Die Kommission empfiehlt einen integrativen, akteursoffenen Gesamtplan, der unterschiedliche Technologietransferwege berücksichtigt und die vielfältigen Anforderungen von Forschungseinrichtungen abbildet. Birgit Kerber, Leiterin der AG Technologietransfer, setzt sich für standardisierte Workflows und flexible Musterverträge ein, um zeitaufwändige Verhandlungen zu vermeiden. Sie hält eine Einheitslösung für nicht zielführend, verweist jedoch darauf, dass klar definierte Leitlinien den Verfahren eine Struktur geben und den Ablauf insgesamt erleichtern und gleichzeitig ausreichende Flexibilität für unterschiedliche Bedürfnisse gewährleisten.

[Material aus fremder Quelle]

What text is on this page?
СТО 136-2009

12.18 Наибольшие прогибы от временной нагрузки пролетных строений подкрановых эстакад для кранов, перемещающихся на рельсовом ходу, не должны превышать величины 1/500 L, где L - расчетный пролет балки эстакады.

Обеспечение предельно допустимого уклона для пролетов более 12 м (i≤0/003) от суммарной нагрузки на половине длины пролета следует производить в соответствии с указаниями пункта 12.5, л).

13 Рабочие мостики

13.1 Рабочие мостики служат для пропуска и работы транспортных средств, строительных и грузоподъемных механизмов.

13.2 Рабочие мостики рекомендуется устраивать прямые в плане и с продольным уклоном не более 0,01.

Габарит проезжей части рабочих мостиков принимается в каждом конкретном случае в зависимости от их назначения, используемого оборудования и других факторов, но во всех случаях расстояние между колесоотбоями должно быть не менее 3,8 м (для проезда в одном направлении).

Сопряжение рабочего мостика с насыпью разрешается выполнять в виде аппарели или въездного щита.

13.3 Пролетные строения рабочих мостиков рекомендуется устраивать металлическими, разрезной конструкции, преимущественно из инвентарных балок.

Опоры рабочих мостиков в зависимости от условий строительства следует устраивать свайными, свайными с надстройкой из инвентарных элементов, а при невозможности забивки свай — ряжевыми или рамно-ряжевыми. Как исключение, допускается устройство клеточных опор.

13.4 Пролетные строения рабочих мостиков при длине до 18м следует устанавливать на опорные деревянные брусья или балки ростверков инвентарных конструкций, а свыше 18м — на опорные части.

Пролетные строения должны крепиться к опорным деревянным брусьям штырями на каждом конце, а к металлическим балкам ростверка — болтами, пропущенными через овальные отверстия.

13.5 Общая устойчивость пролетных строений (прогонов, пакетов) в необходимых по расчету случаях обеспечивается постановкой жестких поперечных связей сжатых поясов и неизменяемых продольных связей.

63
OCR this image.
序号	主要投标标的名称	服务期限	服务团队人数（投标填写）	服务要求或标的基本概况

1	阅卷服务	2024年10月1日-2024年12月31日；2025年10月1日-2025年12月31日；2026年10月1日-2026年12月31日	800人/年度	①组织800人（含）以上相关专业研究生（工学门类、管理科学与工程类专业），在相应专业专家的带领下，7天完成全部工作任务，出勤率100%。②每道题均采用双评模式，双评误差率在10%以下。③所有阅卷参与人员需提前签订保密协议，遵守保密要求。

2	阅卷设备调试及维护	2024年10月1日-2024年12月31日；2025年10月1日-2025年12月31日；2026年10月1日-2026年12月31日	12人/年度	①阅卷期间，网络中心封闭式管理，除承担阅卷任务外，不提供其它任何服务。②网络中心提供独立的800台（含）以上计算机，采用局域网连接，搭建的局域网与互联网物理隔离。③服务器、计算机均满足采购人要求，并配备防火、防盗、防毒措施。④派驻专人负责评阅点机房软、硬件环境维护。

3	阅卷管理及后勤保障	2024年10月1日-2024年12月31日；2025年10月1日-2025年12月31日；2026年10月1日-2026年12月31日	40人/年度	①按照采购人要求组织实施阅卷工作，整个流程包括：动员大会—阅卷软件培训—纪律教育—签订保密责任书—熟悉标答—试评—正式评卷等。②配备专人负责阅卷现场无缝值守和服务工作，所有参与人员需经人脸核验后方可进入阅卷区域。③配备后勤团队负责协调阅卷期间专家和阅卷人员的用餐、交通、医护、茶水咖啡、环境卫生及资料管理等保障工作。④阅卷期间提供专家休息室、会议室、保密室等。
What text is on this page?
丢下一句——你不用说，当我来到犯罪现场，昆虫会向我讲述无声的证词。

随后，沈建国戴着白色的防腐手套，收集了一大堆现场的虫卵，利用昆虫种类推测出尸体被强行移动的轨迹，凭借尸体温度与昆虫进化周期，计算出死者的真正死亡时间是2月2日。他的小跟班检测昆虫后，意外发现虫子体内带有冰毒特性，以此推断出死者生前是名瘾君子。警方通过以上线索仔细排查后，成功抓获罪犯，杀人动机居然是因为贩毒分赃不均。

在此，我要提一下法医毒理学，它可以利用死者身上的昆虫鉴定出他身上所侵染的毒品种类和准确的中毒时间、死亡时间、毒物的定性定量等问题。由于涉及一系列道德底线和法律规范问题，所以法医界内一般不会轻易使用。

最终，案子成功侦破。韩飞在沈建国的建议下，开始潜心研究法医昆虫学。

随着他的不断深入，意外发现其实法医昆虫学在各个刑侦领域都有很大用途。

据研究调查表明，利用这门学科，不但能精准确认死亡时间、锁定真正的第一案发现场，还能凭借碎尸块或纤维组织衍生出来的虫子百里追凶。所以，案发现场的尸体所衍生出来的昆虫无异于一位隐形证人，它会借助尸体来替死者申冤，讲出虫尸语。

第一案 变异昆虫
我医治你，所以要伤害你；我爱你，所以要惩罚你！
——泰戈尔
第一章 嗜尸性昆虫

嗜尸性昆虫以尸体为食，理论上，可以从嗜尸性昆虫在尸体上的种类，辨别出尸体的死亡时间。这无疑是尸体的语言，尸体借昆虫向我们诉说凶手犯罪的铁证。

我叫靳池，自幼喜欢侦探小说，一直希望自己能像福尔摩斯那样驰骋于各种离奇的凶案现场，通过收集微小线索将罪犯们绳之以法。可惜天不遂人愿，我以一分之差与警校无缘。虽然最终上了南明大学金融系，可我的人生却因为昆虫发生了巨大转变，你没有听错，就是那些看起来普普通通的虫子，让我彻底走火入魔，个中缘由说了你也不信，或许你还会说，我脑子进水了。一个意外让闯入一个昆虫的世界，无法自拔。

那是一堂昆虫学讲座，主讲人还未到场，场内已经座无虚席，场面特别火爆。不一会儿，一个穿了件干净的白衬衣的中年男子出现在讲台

Kerber betont Budgets und modellspezifische Verträge für erfolgreiche Hochschultransferteams

Birgit Kerber hebt hervor, dass zahlreiche Hochschulprojekte erfolgreich in die Anwendung überführt wurden, wobei BioNTech als Paradebeispiel für effektiven Technologietransfer dient. Sie unterstreicht, wie wesentlich der systematische Ausbau existierender Transferinfrastrukturen und die dauerhafte Finanzierung sind, um Forschungsergebnisse schnell marktreif zu machen. Standardisierte Vertragsmodelle und langfristig zugesicherte finanzielle Mittel schaffen Planungssicherheit und unterstützen die Rekrutierung spezialisierter Fachkräfte für effiziente Übergänge von Labor zu Markt. Somit entsteht ein stabiles und nachhaltiges Innovationsökosystem.

Deutsche Biotech-Patentanmeldungen stagnierten zehn Jahre international deutlich weiterhin hinterher

Laut Viola Bronsema, Geschäftsführerin von BIO Deutschland, befindet sich Deutschland bei internationalen Biotechnologie-Patentanmeldungen auf einem niedrigen Rang und hat sich in den vergangenen zehn Jahren kaum merklich verbessert. Sie begrüßt ausdrücklich, dass das Gutachten die Hightech-Agenda aufgreift und fordert, durch gezielten und beschleunigten Technologietransfer die Innovationspotenziale deutscher Forschungseinrichtungen stärker zu nutzen, um die globale Wettbewerbsfähigkeit zu steigern und das Wachstum in der Biotechnologie nachhaltig voranzutreiben. Breitere Kooperationen erscheine daher notwendig.

Gestärkte Third Mission ermöglicht holistische Transferstrategien und schnellere IP-Verfahren

Mit der Umsetzung der EFI-Empfehlungen werden belastbare Strukturen etabliert und planbare Finanzierungsquellen für Technologietransfer dauerhaft gesichert. Die Third Mission erhält eine eigenständige Rolle neben Forschung und Lehre. Holistische Transferstrategien fördern die reibungslose Integration verschiedener Transferpfade. Beschleunigte Schutzrechtsprozesse verkürzen Vertragszyklen und erleichtern Ausgründungen. Hochschulen profitieren von optimierten Kooperationsstrukturen, gewinnen Industrieexperten und stärken Deutschlands Position in der Biotechforschung international. Planungssicherheit und effiziente Prozesse ermöglichen nachhaltige Innovationsförderung. Dieser Gesamtansatz hebt die Wettbewerbsfähigkeit.